SCIENCE
AI decodes Vesuvius scrolls, revealing ancient philosophy lost nearly 2,000 years
Artificial intelligence has virtually unwrapped charred papyri from Herculaneum, exposing stoic texts on ethics and human behaviour buried since 79 A.D.
Rosaria Esposito598 wordsEdition №28Saturday, 27 June 2026 — Edition № 28
Scientists have unveiled the contents of carbonized papyri from Herculaneum using artificial intelligence to virtually read scrolls too fragile to physically unroll. The breakthrough, announced by researchers at the University of Kentucky on Thursday, has recovered texts that have remained inaccessible since the eruption of Mount Vesuvius in 79 A.D. buried the Roman cities of Pompeii and Herculaneum under ash and pumice. The surviving portion of one scroll discusses stoic philosophy on ethics, the arts, human behaviour and theology—knowledge lost to history until now.
The charred papyri have sat in collections since an 18th-century archaeological dig uncovered a library of intact but unreadable scrolls. For centuries, scholars could not open or read them without destroying them. The AI method scans the scrolls and reconstructs the text by identifying faint traces of ink beneath layers of carbonization, allowing researchers to read the hidden writing without physical contact. According to NBC News, the recovered texts reveal philosophical takes that scholars had never before been able to access from this period.

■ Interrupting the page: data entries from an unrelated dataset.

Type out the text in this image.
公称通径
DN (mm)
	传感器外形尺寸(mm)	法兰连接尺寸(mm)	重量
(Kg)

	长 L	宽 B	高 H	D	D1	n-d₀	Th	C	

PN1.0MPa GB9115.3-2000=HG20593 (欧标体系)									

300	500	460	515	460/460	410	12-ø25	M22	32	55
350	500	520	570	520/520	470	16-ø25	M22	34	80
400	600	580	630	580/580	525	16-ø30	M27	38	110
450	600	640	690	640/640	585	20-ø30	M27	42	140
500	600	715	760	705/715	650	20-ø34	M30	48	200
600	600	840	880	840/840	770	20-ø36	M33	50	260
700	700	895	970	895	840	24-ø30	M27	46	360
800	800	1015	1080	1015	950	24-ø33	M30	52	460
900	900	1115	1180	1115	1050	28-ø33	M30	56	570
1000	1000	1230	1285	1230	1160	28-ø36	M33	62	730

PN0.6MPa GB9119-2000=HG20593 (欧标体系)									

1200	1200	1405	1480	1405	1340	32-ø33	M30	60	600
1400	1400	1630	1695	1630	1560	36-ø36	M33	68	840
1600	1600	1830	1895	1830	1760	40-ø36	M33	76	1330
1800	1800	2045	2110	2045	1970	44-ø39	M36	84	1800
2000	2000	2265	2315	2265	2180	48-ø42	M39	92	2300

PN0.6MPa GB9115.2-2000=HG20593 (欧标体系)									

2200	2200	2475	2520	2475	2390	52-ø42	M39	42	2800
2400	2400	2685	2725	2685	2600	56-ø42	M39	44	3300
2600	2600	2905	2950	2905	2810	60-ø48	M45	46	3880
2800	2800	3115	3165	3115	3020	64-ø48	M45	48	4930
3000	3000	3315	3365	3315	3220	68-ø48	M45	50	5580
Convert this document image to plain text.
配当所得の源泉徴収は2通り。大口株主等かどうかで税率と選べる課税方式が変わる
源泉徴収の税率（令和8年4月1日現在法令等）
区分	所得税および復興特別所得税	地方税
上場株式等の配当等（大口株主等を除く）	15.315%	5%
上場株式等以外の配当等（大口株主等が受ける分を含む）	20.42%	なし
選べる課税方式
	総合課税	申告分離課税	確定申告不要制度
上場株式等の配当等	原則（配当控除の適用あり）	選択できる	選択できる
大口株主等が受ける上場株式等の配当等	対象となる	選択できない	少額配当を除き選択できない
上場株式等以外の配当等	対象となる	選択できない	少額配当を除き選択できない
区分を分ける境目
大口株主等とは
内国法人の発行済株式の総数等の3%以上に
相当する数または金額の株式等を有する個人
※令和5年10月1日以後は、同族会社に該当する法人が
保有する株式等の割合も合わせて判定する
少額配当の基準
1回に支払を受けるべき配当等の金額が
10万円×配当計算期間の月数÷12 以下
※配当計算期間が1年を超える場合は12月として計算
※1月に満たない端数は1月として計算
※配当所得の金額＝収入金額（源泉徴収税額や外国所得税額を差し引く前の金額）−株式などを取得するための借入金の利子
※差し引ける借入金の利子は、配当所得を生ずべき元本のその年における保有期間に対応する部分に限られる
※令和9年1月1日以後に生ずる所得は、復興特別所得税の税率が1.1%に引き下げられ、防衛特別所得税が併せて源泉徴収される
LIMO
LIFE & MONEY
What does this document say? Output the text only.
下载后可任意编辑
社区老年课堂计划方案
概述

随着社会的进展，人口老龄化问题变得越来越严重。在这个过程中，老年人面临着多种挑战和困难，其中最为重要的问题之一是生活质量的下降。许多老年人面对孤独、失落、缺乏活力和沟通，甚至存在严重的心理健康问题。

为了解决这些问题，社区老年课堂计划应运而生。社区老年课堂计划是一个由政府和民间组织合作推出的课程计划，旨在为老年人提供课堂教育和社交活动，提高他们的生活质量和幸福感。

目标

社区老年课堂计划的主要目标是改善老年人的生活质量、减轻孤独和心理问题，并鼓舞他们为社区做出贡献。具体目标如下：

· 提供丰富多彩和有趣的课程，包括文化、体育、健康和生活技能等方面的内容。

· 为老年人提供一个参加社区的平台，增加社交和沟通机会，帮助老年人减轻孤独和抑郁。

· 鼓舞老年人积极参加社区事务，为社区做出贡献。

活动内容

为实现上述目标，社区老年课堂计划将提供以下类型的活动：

The discovery carries particular weight for Campania, where Pompeii and Herculaneum remain among the world's most visited archaeological sites and a cornerstone of the region's cultural economy. The scrolls offer a rare window into the intellectual life of ordinary Romans before the catastrophe—not imperial decrees or official records, but personal philosophical reflection. The technique opens the possibility that thousands of other carbonized scrolls in collections worldwide may now be readable, potentially transforming our understanding of the ancient Mediterranean world.